Your Money

ATO targets for your tax return this year

- May 17, 2024 2 MIN READ
ATO targets for 2024

Every year, ahead of tax time, the ATO releases its target areas – what it’s going to pay extra attention to. It is always a timely warning.

This year they will be taking a close look at three common errors being made by taxpayers:

  • Incorrectly claiming work-related expenses

  • Inflating claims for rental properties

  • Failing to include all income when lodging

1. Work-related expenses

In 2023 more than 8 million people claimed a work-related deduction, and around half of those claimed a deduction related to working from home.

Last year, the ATO revised the fixed rate method of calculating a working from home deduction to broaden what is included. They increased the rate you use to calculate your expenses and adjusted the kind of records you need to keep.

The new work-from-home tax rules explained

These changes are in full effect this financial year, meaning you must have comprehensive records to substantiate your claims as you would for any other deduction.

To use this method, you need records that show the actual number of hours you worked from home (like a calendar, diary or spreadsheet), and the additional running costs you incurred to claim a deduction (like a copy of your electricity or internet bill).
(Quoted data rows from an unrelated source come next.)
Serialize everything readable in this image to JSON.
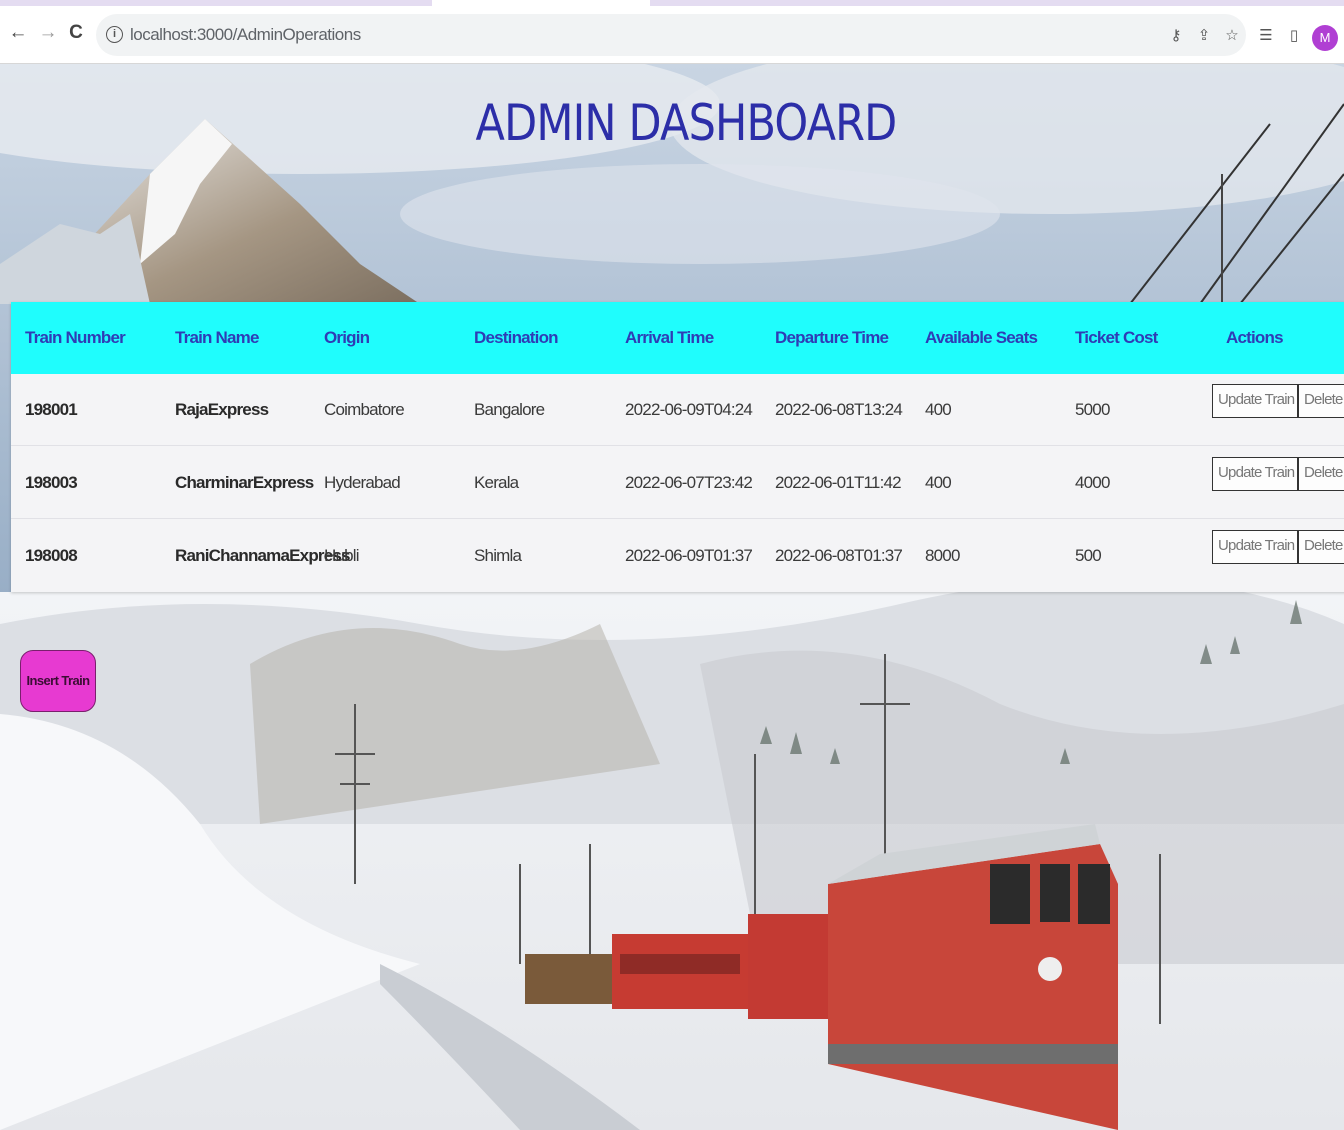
{
  "browser": {
    "url": "localhost:3000/AdminOperations",
    "avatar_letter": "M",
    "nav": {
      "back": "←",
      "forward": "→",
      "reload": "C"
    },
    "icons": [
      "key-icon",
      "share-icon",
      "star-icon",
      "reading-list-icon",
      "side-panel-icon"
    ]
  },
  "page": {
    "title": "ADMIN DASHBOARD",
    "insert_button": "Insert Train"
  },
  "table": {
    "columns": [
      "Train Number",
      "Train Name",
      "Origin",
      "Destination",
      "Arrival Time",
      "Departure Time",
      "Available Seats",
      "Ticket Cost",
      "Actions"
    ],
    "rows": [
      {
        "number": "198001",
        "name": "RajaExpress",
        "origin": "Coimbatore",
        "destination": "Bangalore",
        "arrival": "2022-06-09T04:24",
        "departure": "2022-06-08T13:24",
        "seats": "400",
        "cost": "5000"
      },
      {
        "number": "198003",
        "name": "CharminarExpress",
        "origin": "Hyderabad",
        "destination": "Kerala",
        "arrival": "2022-06-07T23:42",
        "departure": "2022-06-01T11:42",
        "seats": "400",
        "cost": "4000"
      },
      {
        "number": "198008",
        "name": "RaniChannamaExpress",
        "origin": "Hubli",
        "destination": "Shimla",
        "arrival": "2022-06-09T01:37",
        "departure": "2022-06-08T01:37",
        "seats": "8000",
        "cost": "500"
      }
    ],
    "actions": {
      "update": "Update Train",
      "delete": "Delete"
    }
  },
  "colors": {
    "title": "#2c2ea8",
    "header_bg": "#1ffdfd",
    "header_text": "#2f3cb5",
    "insert_button": "#e73ad1"
  }
}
Your deductions will be disallowed if you’re not eligible or you don’t keep the right records.

Remember, there are three golden rules for claiming a deduction for any work-related expense:

  1. You must have spent the money yourself and weren’t reimbursed

  2. The expense must directly relate to earning your income

  3. You must have a record (usually a receipt) to prove it

2. Rental properties

Rental properties continue to remain in the ATO’s sights. Their data shows nine out of 10 rental property owners are getting their income tax returns wrong.

They often see landlords making mistakes when it comes to repairs and maintenance deductions on rental properties, so the ATO is keeping a close eye on this.

They’re particularly focused on claims that may have been inflated to offset increases in rental income to get a greater tax benefit.

Performing general repairs and maintenance on your rental property can be claimed as an immediate deduction. However, expenses which are capital in nature (like initial repairs on a newly purchased property and any improvements during the time you hold the property) are not deductible as repairs or maintenance.

You can claim an immediate deduction for general repairs like replacing damaged carpet or a broken window. But if you rip out an old kitchen and put in a new and improved one, this is a capital improvement and is only deductible over time as capital works.

3. Get it right – wait to lodge

As part as its third focus on keeping accurate records, the ATO is also warning against rushing to lodge your tax return on 1 July. If you have received income from multiple sources, you need to wait until this is pre-filled in your tax return before lodging.

They see lots of mistakes in July where people have forgotten to include interest from banks, dividend income, payments from other government agencies and private health insurers.

For most people, this information will be automatically pre-filled in their tax return by the end of July. This will make the tax return process smoother, save you time, and help you get your tax return right.

By lodging in early July, you are doubling your chances of having your tax return flagged as incorrect by the ATO.